I had a rough day when my daughter had her birthday party because of all of the junk I ingested. It was a massive amount and it made me feel so terrible. I had to toss the rest of it bc it's just not healthy or good to have around. Our bodies need the proper nutrition to heal and from which to derive energy. Junk is junk regardless of whether it's food, drugs, or bad thoughts. It takes you down the wrong path, and you cannot heal properly if you dabble in junk. My advice is to stock up on healthy foods and alternative choices.
One thing I've had some trouble with is this feeling of rebelliousness. I can't figure out where it came from haha, but I wonder if this is common or just me? I mean, I don't know if it's a result of an arrested development at the onset of addiction or if I am just a rebellious chick at heart, but I notice it's surged up in me. A part of me thinks it is the result of years of suppressing things that have bothered me and not really allowing them to come into focus until now. Now I am pissed off about the past and some of the people in my past...things that went down that bothered me that I never said a word about.I never felt worthy enough to raise my concerns then, so it went under and got buried. I bit my tongue, but now it's bubbling up. While I love these people that I am referring to, I am angry at them as well...I love them very much in-fact, but it my anger is pretty intense and comes out in some nasty ways as a sort of backlash. Just putting that out there wondering if anyone has the experience or if it's normal. I have burned bridges, but they were very unhealthy relationships that I had no clue how to repair anyway, so I have no clue what to do about it. I will leave it be I suppose. It's just a hard situation when you love someone and yet you cannot seem to get past the past.
These things make you strong:
Positive self talk, moving forward through the days and staying on any tasks that you can manage, keeping your mind inspired and occupied with things that enrich your mental and emotional life, laughter, music, movies, social interaction. Eating healthy, possibly taking supplements to help until your body can reinstate it's natural processes bc opiates wreak havoc on SO many body and brain functions. Learning as much as you can about the situation you are in via reading and researching, taking action, always doing things that you know are good for you. Exercise! Getting out of the house and not getting strangled by the pain of it all.

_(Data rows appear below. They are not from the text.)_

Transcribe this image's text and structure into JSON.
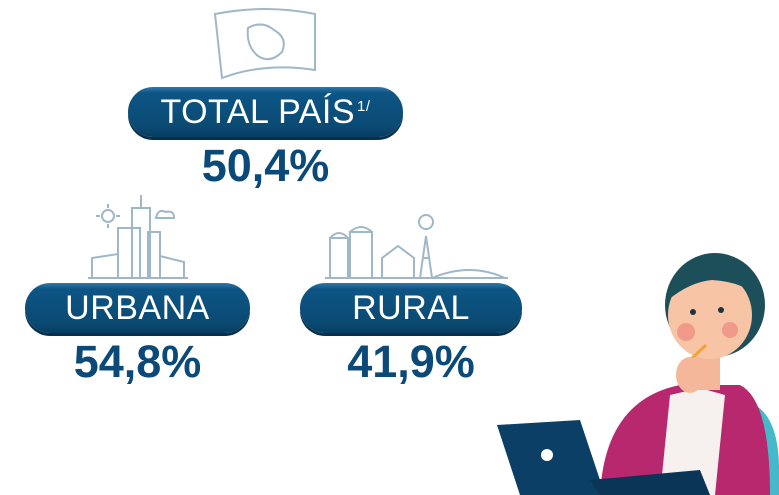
{
  "total": {
    "label": "TOTAL PAÍS",
    "note": "1/",
    "value": "50,4%"
  },
  "areas": [
    {
      "label": "URBANA",
      "value": "54,8%"
    },
    {
      "label": "RURAL",
      "value": "41,9%"
    }
  ]
}
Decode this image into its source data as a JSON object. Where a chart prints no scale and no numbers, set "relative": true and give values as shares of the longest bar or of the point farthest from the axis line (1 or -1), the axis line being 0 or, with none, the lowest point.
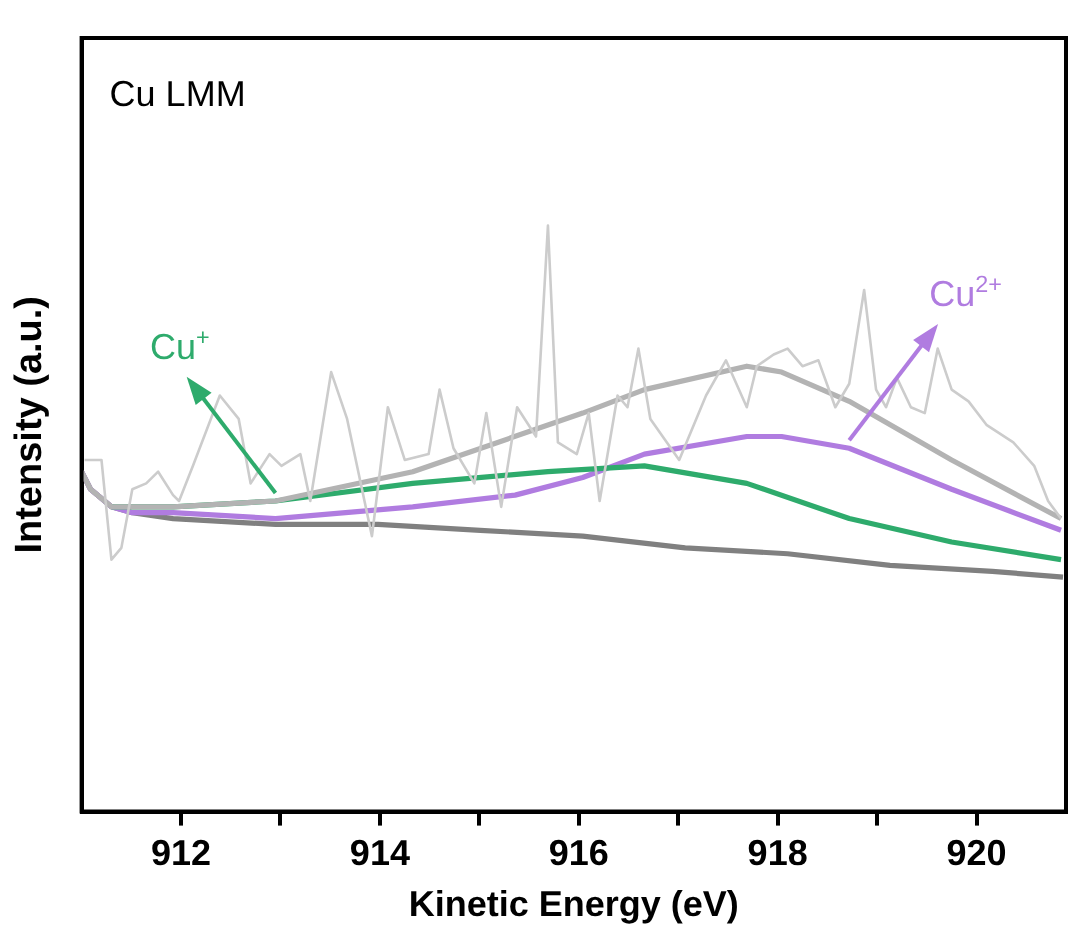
{
  "chart_data": {
    "type": "line",
    "relative": true,
    "xlabel": "Kinetic Energy (eV)",
    "ylabel": "Intensity (a.u.)",
    "annotations": [
      "Cu LMM"
    ],
    "xlim": [
      911,
      920.9
    ],
    "xticks": [
      912,
      {
        "value": 913,
        "label": null
      },
      914,
      {
        "value": 915,
        "label": null
      },
      916,
      {
        "value": 917,
        "label": null
      },
      918,
      {
        "value": 919,
        "label": null
      },
      920
    ],
    "grid": false,
    "legend": false,
    "marker": "none",
    "line_style": "solid",
    "series": [
      {
        "color": "#cccccc",
        "x": [
          911.03,
          911.2,
          911.3,
          911.4,
          911.51,
          911.65,
          911.77,
          911.92,
          911.98,
          912.12,
          912.39,
          912.58,
          912.7,
          912.89,
          913.01,
          913.2,
          913.3,
          913.51,
          913.67,
          913.92,
          914.08,
          914.25,
          914.49,
          914.6,
          914.74,
          914.95,
          915.07,
          915.22,
          915.38,
          915.57,
          915.69,
          915.79,
          915.98,
          916.1,
          916.21,
          916.39,
          916.49,
          916.6,
          916.72,
          917.01,
          917.28,
          917.48,
          917.69,
          917.79,
          917.96,
          918.1,
          918.25,
          918.41,
          918.58,
          918.72,
          918.87,
          918.99,
          919.09,
          919.2,
          919.34,
          919.48,
          919.61,
          919.75,
          919.92,
          920.1,
          920.37,
          920.58,
          920.72,
          920.85
        ],
        "values": [
          0.6,
          0.6,
          0.43,
          0.45,
          0.55,
          0.56,
          0.58,
          0.54,
          0.53,
          0.59,
          0.71,
          0.67,
          0.56,
          0.61,
          0.59,
          0.61,
          0.53,
          0.75,
          0.67,
          0.47,
          0.69,
          0.6,
          0.61,
          0.72,
          0.62,
          0.56,
          0.68,
          0.52,
          0.69,
          0.64,
          1.0,
          0.63,
          0.61,
          0.68,
          0.53,
          0.71,
          0.69,
          0.79,
          0.67,
          0.6,
          0.71,
          0.77,
          0.69,
          0.76,
          0.78,
          0.79,
          0.76,
          0.77,
          0.69,
          0.73,
          0.89,
          0.72,
          0.69,
          0.74,
          0.69,
          0.68,
          0.79,
          0.72,
          0.7,
          0.66,
          0.63,
          0.59,
          0.53,
          0.5
        ]
      },
      {
        "color": "#b3b3b3",
        "x": [
          911,
          911.09,
          911.3,
          911.51,
          911.92,
          912.95,
          914.33,
          916.04,
          916.66,
          917.69,
          918.04,
          918.72,
          919.75,
          920.85
        ],
        "values": [
          0.58,
          0.55,
          0.52,
          0.52,
          0.52,
          0.53,
          0.58,
          0.68,
          0.72,
          0.76,
          0.75,
          0.7,
          0.6,
          0.5
        ]
      },
      {
        "name": "Cu$^{+}$",
        "color": "#2eab6c",
        "x": [
          911.3,
          911.51,
          911.92,
          912.95,
          914.33,
          915.69,
          916.66,
          917.69,
          918.72,
          919.75,
          920.85
        ],
        "values": [
          0.52,
          0.52,
          0.52,
          0.53,
          0.56,
          0.58,
          0.59,
          0.56,
          0.5,
          0.46,
          0.43
        ]
      },
      {
        "name": "Cu$^{2+}$",
        "color": "#b07ce0",
        "x": [
          911,
          911.09,
          911.3,
          911.51,
          911.92,
          912.95,
          914.33,
          915.36,
          916.04,
          916.66,
          917.69,
          918.04,
          918.72,
          919.75,
          920.85
        ],
        "values": [
          0.58,
          0.55,
          0.52,
          0.51,
          0.51,
          0.5,
          0.52,
          0.54,
          0.57,
          0.61,
          0.64,
          0.64,
          0.62,
          0.55,
          0.48
        ]
      },
      {
        "color": "#808080",
        "x": [
          911,
          911.09,
          911.3,
          911.51,
          911.92,
          912.95,
          913.98,
          915.01,
          916.04,
          917.07,
          918.1,
          919.13,
          920.16,
          920.87
        ],
        "values": [
          0.58,
          0.55,
          0.52,
          0.51,
          0.5,
          0.49,
          0.49,
          0.48,
          0.47,
          0.45,
          0.44,
          0.42,
          0.41,
          0.4
        ]
      }
    ]
  }
}
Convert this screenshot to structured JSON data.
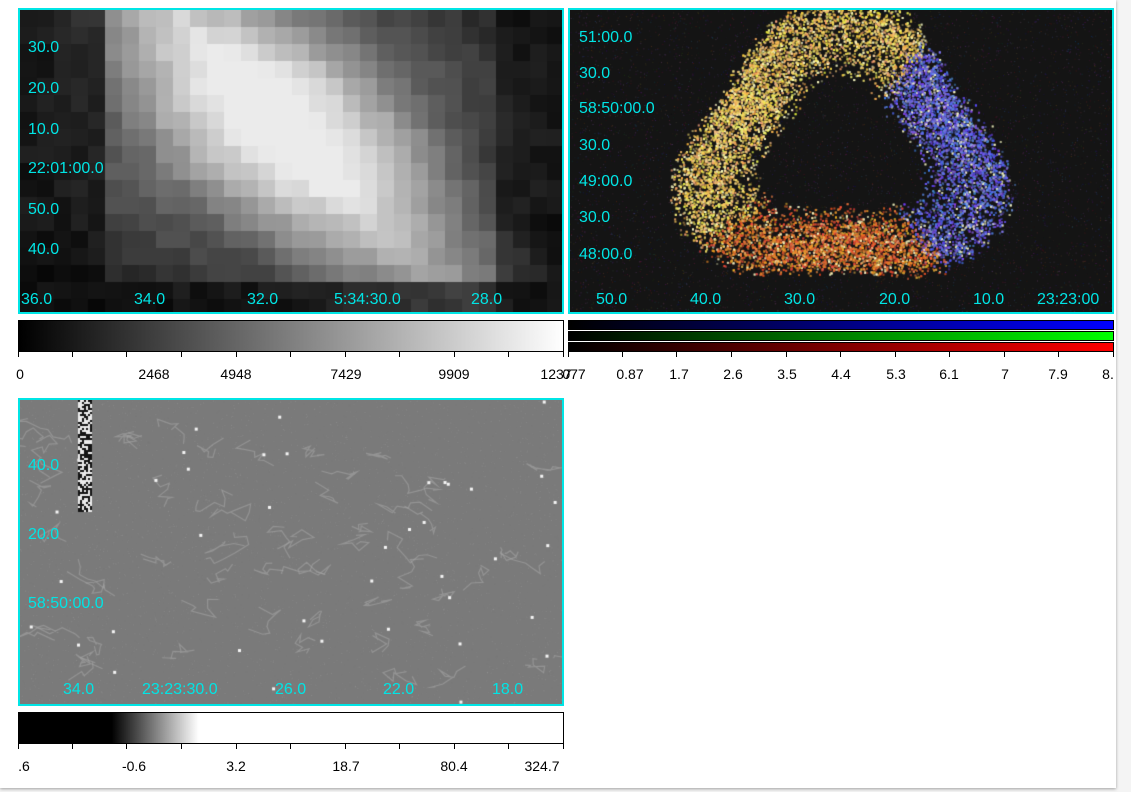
{
  "frames": [
    {
      "id": "optical",
      "colormap": "grey",
      "y_labels": [
        "30.0",
        "20.0",
        "10.0",
        "22:01:00.0",
        "50.0",
        "40.0"
      ],
      "x_labels": [
        "36.0",
        "34.0",
        "32.0",
        "5:34:30.0",
        "28.0"
      ]
    },
    {
      "id": "xray-rgb",
      "colormap": "rgb",
      "y_labels": [
        "51:00.0",
        "30.0",
        "58:50:00.0",
        "30.0",
        "49:00.0",
        "30.0",
        "48:00.0"
      ],
      "x_labels": [
        "50.0",
        "40.0",
        "30.0",
        "20.0",
        "10.0",
        "23:23:00"
      ]
    },
    {
      "id": "infrared",
      "colormap": "grey",
      "y_labels": [
        "40.0",
        "20.0",
        "58:50:00.0"
      ],
      "x_labels": [
        "34.0",
        "23:23:30.0",
        "26.0",
        "22.0",
        "18.0"
      ]
    }
  ],
  "colorbars": [
    {
      "id": "colorbar-optical",
      "scale": "linear",
      "labels": [
        "0",
        "2468",
        "4948",
        "7429",
        "9909",
        "1237"
      ]
    },
    {
      "id": "colorbar-rgb",
      "scale": "linear",
      "labels": [
        "077",
        "0.87",
        "1.7",
        "2.6",
        "3.5",
        "4.4",
        "5.3",
        "6.1",
        "7",
        "7.9",
        "8."
      ],
      "colors": [
        "#0000ff",
        "#00ff00",
        "#ff0000"
      ]
    },
    {
      "id": "colorbar-infrared",
      "scale": "log",
      "labels": [
        ".6",
        "-0.6",
        "3.2",
        "18.7",
        "80.4",
        "324.7"
      ]
    }
  ],
  "colors": {
    "wcs_grid": "#00e5e5",
    "frame_border": "#00e5e5",
    "background": "#ffffff"
  }
}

These things make you weak:
Negative self talk, stagnation, negative social connections, any sort of junk that you put into your body and you KNOW it isn't good for you. This goes for drugs but especially food. Not learning, not taking action, not seeking things out which will improve your chances to succeed.
I've bored you all enough,
http://www.peak-health-now.com/addiction-recovery-diet-guidelines.html I like this link for the importance of diet
P.S. I wound up with some good grades this semester wooot! Just Portuguese whooped my arse!